April 20, 2020
You are writing an applicaiton where you are trying to analyze tweets in near-real time for a live TV broadcast. A tweet sent 5 hours ago serves you no purpose in this context. How would you do this?
We need to create an application capable of collecting the events and sending them to be ingested, or consumed. This is the the Producer-Consumer Pattern. One process creates an event and transmits it while the other receives the event and does something with the data.

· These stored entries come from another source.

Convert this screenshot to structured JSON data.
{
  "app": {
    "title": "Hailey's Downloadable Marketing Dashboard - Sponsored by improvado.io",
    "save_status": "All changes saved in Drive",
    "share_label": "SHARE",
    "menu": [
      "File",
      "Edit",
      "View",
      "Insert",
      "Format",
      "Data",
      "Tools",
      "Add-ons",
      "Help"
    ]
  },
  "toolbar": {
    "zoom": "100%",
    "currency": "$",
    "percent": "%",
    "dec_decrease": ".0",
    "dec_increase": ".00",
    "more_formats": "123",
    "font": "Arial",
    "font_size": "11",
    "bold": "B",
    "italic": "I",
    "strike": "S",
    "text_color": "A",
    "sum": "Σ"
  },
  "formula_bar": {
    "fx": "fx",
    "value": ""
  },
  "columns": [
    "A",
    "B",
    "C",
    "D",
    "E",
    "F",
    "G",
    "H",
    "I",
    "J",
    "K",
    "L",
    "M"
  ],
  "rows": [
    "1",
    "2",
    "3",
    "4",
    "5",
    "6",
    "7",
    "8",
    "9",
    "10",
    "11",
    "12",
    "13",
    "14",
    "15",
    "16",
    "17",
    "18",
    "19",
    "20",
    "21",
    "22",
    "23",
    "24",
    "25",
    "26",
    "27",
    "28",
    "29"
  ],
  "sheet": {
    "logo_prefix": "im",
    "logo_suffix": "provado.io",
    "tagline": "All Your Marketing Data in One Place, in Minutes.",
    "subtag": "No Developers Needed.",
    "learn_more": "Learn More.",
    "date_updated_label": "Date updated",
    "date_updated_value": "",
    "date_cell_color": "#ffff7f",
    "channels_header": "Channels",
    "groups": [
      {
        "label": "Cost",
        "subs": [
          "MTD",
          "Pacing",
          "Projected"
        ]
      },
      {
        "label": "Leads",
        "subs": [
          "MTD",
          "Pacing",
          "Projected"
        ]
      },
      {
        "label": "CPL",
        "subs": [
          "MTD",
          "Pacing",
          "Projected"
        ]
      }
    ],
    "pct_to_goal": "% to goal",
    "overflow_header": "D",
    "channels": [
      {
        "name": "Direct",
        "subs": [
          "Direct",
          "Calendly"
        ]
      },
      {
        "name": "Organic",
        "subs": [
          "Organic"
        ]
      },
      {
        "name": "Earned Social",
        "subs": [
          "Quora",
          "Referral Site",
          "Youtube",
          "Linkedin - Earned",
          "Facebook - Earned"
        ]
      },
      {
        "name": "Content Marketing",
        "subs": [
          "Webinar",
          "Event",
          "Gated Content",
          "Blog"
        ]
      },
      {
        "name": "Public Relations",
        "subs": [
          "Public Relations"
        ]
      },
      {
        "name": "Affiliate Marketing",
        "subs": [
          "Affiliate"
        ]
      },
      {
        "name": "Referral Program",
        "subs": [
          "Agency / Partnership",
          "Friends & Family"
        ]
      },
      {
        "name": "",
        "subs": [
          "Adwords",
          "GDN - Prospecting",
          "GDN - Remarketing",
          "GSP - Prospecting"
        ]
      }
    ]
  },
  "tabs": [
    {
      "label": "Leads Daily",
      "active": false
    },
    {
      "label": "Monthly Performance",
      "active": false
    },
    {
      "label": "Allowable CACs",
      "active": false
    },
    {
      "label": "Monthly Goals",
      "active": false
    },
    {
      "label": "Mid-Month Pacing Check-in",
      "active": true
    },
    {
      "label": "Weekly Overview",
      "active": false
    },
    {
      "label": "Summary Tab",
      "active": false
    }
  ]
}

Knative Eventing allows for the creation of first party event sources via SinkBinding. In the most simple terms, a SinkBinding is responsible for matching your producer to a consumer. In this context, your consumer is the “event sink”.
The consumer can be any Kubernetes resources that employ a PodSpec. This can be a DaemonSet, Job, Stateful Set, Deployment of even a Knative Service. If you aren’t new to Knative, you may better know this as a ContainerSource. ContainerSource’s are coming back to Knative Eventing but the favorable solution is SinkBinding.
The ContainerSource YAML contained both the sink binding and the deployment definitions. While this was simpler, it also limited what Knative Eventing could use as a source. By decoupling the deployment definition from the sink definition, we open up the possibilities.
I have a tutorial here in GitHub. Here you will create a small Python application that will pull 25 tweets every 30 seconds and then send them to a Knative service that will simply log all the messages coming in.
You will need to create an application in Twitter to get the necessary API keys to do this tutorial. Everything is detailed in the README file in the GitHub repository. Give a try then come back and let’s talk.
Alright, you tried it? Wasn’t in cool? Now you may be asking yourself why this matters. After all, couldn’t you just write these applications to utilize some kind of messaging bus like RabbitMQ or Kafka?
Sure, but we are talking about serverless here. We are talking about finding ways to simplify the developer experience and asking developers or operators to maintain additional tooling to make the application work moves us away from the goal of being serverless.
There definitely are cloud providers who offer fully managed versions of these tools but fully managed != serverless. You have taken the maintenance requirements out of the picture but now we have to bind sources and sinks.
Knative Eventing allows you to declaratively bind sources to their sinks. If you look at the code, you didn’t have to hard code where your wanted to send the code or where you were receiving the code from. You also didn’t have to import special libraries so that you could connect to your source or sink.
The code for your event source used the
K_SINK environment variable. This variable is used by Knative to know where to route the traffic. For my consumer, I created an endpoint that received all incoming traffic.
The SinkBinding YAML was all that I needed in order to tell Knative how to route my events. This shows how you can simplify binding event sources to their receivers.
This is a very simple example where events are sent straight for the source to the sink. In a future tutorial, we will show you the power of Brokers and Channels when you want to have a more robust routing for your events.